The Great Depression

During the 1930’s the United States of America underwent its worst economic hardship ever. It was a disaster for our country and drove America into poverty. Stock markets crashed, factories and banks closed down. People had no food, jobs or money; the country was producing more merchandise than there were being sold. President Wilson appointed Mr. Hoover as a Food Administrator, but he took so much from the United States that people were starving while helping other countries such as Europe. People were forced to move into bad communities nicknamed “Hooverville”.

My parents can remember things about the depression that changed their outlook on hard times. As I sat with my dad listening to him talk about the hard ships he experienced, I can see his expression change with painful memories. Dad can remember living on a farm where he helped with the livestock and worked in the cotton fields. They didn’t have any money because my grandfather could not sell the cotton so it piled up on the porch causing it to cave in. The cotton was even stacked in the smokehouse or the shed and it went on like that for a long time. They grew their own vegetables and killed game for meat, such as deer, rabbits, squirrels and wild turkeys. When night fell they had to lock up the chicken houses to keep the townspeople from stealing the chickens.

Dad said the townspeople had it rougher because there were no jobs in town and no such thing as unemployment. Even the larger cities was in bad shape. The people from town would wander out to the country to find a farmer with a garden and beg for food. Women with small children would walk the road and beg for food to feed the children. Grandpa even showed some young men from town how to catch fish from the creek so that they could go home and help feed their families. People would strip bark off of certain trees and boil it to make it eatable or be seen eating grass. They did anything to keep from starving to death.
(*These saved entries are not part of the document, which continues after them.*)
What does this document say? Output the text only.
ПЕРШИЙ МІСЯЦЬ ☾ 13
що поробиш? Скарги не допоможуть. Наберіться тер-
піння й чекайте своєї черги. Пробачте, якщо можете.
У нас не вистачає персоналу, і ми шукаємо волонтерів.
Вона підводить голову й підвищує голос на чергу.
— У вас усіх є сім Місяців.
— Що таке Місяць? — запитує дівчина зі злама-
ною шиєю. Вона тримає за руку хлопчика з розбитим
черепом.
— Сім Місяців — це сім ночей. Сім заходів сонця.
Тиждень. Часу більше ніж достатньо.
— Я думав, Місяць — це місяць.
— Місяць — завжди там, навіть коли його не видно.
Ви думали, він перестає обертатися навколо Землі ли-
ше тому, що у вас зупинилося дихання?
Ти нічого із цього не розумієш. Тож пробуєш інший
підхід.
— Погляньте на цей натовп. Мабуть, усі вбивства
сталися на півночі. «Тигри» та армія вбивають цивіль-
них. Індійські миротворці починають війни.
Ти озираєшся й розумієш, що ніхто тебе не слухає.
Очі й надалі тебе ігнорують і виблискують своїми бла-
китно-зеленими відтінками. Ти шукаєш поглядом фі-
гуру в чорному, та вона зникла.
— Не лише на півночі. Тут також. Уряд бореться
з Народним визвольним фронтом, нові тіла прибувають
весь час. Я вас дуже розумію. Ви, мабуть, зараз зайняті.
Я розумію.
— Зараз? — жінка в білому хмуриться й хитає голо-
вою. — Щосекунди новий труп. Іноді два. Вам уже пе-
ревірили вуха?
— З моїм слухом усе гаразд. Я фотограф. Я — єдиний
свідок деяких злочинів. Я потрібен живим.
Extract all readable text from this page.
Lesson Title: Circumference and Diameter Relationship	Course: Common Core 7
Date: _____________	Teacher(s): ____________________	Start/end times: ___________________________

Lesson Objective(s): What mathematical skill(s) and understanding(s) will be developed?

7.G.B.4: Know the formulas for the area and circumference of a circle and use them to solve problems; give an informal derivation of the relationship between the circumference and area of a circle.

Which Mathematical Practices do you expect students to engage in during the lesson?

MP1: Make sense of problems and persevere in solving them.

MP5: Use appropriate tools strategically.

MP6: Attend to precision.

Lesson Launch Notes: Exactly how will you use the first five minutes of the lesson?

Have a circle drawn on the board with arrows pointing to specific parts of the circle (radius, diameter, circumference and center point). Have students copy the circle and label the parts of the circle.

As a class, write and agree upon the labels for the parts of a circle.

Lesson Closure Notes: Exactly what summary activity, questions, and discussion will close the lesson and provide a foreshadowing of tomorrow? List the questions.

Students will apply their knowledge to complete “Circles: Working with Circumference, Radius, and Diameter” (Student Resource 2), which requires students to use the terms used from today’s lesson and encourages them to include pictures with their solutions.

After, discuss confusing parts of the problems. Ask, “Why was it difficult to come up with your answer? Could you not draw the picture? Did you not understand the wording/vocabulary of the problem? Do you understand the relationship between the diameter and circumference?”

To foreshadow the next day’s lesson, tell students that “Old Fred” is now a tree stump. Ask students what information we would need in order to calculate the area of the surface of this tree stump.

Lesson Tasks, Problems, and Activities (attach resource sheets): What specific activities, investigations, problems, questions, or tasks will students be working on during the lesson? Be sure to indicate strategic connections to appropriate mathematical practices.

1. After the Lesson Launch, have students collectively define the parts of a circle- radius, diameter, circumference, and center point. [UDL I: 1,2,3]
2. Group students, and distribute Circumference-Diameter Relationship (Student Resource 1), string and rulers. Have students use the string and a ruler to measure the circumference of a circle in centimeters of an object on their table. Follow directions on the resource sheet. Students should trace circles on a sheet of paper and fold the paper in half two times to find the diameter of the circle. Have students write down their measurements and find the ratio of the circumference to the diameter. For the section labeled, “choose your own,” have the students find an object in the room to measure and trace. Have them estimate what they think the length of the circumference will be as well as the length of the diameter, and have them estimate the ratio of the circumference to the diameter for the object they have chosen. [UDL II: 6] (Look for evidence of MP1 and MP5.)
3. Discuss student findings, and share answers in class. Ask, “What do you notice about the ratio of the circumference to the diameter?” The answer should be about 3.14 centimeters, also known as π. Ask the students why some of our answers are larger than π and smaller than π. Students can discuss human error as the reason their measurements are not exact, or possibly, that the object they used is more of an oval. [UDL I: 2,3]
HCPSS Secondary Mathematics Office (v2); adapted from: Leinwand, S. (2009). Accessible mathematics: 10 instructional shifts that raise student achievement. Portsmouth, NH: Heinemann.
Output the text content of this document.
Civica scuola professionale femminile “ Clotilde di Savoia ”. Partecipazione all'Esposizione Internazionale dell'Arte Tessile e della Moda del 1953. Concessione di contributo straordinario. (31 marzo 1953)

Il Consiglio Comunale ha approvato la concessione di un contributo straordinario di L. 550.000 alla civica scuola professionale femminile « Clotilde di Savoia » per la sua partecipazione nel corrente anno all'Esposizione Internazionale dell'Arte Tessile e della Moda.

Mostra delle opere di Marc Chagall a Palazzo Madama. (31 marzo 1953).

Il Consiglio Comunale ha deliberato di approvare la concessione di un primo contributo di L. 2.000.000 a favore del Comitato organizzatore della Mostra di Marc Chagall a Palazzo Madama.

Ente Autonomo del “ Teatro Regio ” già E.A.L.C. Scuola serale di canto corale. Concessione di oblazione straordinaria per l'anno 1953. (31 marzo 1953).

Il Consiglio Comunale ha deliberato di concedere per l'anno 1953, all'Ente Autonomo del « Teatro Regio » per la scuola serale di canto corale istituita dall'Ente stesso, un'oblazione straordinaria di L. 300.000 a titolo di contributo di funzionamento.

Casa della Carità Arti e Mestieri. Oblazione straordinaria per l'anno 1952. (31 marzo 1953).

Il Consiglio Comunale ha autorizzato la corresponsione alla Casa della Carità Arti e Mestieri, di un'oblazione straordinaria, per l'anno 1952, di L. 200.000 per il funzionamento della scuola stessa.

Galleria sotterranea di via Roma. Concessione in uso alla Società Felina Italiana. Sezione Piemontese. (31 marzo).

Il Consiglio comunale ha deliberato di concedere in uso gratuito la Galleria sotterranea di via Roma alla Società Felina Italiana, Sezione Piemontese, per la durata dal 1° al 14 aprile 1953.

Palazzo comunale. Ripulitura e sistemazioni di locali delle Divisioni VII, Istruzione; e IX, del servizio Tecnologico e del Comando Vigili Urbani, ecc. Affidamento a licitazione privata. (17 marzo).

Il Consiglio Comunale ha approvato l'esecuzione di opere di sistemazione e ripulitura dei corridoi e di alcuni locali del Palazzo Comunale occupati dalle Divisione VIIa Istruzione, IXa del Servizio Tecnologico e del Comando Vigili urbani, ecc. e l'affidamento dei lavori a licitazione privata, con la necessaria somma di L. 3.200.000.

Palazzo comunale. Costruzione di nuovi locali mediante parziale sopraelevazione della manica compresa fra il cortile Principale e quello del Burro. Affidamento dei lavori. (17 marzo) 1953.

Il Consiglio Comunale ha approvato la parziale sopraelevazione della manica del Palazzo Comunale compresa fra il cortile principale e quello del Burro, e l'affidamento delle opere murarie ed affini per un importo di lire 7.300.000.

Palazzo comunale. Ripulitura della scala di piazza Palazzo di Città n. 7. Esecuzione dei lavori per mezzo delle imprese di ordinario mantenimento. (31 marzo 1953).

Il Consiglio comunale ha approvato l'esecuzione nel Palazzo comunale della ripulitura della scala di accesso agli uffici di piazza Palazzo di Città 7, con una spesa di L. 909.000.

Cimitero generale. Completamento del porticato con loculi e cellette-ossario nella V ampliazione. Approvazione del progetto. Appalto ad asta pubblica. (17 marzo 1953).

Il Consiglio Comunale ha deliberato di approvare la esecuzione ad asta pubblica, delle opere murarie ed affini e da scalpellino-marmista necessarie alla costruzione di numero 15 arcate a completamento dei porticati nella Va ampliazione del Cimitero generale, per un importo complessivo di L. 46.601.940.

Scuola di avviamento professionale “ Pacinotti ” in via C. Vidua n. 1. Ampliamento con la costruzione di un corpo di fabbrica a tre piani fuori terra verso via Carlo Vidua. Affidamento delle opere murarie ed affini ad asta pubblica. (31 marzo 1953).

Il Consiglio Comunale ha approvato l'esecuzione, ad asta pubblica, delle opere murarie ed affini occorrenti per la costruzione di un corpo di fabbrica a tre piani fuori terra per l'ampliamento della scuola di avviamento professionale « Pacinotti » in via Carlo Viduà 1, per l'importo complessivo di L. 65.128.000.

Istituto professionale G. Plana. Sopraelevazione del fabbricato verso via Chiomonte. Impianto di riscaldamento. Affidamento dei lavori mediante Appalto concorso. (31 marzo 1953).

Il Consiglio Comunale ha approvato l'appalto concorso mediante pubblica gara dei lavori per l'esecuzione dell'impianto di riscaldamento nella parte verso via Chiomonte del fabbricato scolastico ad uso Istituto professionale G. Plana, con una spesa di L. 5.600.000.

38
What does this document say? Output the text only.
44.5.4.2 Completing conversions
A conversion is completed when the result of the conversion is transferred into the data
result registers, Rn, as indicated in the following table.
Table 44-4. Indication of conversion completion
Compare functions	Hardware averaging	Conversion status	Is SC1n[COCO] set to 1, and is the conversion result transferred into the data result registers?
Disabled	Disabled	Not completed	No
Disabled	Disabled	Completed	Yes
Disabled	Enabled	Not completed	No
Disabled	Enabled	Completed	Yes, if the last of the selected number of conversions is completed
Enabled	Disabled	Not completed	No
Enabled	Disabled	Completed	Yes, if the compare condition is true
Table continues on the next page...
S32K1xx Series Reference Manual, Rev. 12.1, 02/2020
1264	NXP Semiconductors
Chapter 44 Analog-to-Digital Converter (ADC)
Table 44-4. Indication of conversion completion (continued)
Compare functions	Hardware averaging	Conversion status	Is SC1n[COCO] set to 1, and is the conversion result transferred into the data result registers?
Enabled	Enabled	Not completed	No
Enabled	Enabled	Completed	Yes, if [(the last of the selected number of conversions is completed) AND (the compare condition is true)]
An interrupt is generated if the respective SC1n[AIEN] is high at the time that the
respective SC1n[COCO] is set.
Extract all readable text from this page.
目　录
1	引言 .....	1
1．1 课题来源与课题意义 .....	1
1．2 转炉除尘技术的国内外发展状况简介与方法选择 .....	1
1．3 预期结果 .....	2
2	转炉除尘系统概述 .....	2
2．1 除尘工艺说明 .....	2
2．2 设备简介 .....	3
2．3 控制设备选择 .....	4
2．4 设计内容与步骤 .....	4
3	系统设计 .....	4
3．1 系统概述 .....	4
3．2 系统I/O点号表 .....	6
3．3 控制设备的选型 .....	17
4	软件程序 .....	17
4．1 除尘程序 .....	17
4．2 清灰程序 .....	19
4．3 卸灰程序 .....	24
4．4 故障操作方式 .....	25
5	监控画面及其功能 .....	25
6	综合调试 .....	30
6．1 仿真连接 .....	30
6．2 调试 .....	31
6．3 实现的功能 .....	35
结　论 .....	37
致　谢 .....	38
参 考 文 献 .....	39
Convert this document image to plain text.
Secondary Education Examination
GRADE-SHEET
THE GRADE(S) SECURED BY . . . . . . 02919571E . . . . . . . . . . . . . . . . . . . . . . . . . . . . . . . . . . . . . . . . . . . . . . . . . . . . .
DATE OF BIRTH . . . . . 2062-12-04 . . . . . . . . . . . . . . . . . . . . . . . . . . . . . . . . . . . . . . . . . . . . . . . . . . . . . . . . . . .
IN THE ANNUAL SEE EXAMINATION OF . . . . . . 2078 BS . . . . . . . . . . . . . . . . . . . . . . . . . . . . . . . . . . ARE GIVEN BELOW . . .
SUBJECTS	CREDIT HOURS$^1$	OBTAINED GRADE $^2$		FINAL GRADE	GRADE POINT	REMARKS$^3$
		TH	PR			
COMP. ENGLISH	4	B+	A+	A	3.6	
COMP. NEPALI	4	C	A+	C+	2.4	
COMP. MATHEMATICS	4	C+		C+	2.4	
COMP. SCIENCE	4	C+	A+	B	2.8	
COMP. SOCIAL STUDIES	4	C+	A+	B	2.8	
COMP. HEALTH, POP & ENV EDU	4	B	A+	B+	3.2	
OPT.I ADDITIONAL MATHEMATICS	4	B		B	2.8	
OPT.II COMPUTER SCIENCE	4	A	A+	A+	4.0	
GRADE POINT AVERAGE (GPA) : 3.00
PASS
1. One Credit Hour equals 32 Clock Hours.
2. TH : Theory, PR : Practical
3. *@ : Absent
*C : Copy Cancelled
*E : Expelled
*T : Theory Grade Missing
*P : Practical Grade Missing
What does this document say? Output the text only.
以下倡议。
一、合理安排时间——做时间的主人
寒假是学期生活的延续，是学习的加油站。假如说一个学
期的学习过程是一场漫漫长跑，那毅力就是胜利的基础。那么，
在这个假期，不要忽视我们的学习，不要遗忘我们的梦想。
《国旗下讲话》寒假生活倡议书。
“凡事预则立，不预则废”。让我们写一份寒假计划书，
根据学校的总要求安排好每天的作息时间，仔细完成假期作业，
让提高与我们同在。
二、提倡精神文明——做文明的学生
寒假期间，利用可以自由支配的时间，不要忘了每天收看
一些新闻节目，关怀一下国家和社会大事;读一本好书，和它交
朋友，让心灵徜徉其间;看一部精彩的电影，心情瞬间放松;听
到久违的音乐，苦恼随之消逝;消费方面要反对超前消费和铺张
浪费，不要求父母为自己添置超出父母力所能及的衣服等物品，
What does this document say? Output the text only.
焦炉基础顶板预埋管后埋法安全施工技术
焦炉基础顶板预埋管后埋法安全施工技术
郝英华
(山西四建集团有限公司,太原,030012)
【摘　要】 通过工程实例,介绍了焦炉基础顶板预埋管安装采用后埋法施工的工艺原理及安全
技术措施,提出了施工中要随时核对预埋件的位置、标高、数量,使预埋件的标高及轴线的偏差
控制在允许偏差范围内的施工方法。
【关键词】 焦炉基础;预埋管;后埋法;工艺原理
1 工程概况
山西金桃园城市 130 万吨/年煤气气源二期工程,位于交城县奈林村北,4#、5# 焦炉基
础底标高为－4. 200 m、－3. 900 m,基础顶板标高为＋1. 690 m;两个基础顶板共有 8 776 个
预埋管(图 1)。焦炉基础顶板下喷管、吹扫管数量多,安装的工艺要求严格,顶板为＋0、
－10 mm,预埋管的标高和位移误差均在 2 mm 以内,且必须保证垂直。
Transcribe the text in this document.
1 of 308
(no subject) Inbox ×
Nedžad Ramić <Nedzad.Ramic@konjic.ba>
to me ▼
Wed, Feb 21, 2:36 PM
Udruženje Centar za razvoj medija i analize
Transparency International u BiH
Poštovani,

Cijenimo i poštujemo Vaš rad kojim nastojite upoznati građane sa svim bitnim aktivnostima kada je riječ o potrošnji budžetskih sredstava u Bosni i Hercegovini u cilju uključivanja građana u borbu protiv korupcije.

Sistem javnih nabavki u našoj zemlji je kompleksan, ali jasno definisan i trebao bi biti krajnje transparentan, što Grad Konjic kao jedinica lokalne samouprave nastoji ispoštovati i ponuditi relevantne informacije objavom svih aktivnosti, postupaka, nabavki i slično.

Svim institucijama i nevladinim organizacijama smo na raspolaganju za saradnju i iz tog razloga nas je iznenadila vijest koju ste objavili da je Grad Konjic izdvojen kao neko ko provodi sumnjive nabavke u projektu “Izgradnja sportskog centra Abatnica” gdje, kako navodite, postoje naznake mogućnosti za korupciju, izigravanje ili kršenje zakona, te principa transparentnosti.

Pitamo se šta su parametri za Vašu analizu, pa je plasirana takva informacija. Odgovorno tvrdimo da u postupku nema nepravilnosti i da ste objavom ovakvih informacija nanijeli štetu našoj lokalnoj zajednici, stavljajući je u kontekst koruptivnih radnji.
Cornbread and sorghum syrup was eaten at almost every meal along with powdered milk. The neighbors helped each other out but some were already living in tents or living in a big hole in the ground. Fights would break out in town over barrel of garbage, kids would be seen eating filth from the garbage cans. During that time the gangsters from Chicago started coming to different places in hopes of finding goods. Moonshine started up in Georgia and North Carolina. My mom said that the Yankee’s would steal meat out of the smokehouses and they had to hide it in a hole to keep them from finding the meat. Some court houses got burnt to the ground. Folks would have a coupon book to acquire toothpaste but the empty tube had to be turned in first. One could use a coupon for razor blades too. Dad can remember a time when they were working out in the field and went home to find someone had came into the house and changed clothes for some that was a little better for wear.

When Roosevelt came into the Presidency, things started to look rosy. He got the Works Progress Administration (WPA) started which was a relief measured offering work to the unemployed. When the World War II started and the Japanese bomb Pearl Harbor things got rationed out which lasted about 4 years. The suffering American economy was given a boost when the fighting countries needed supplies so America was the one to make them.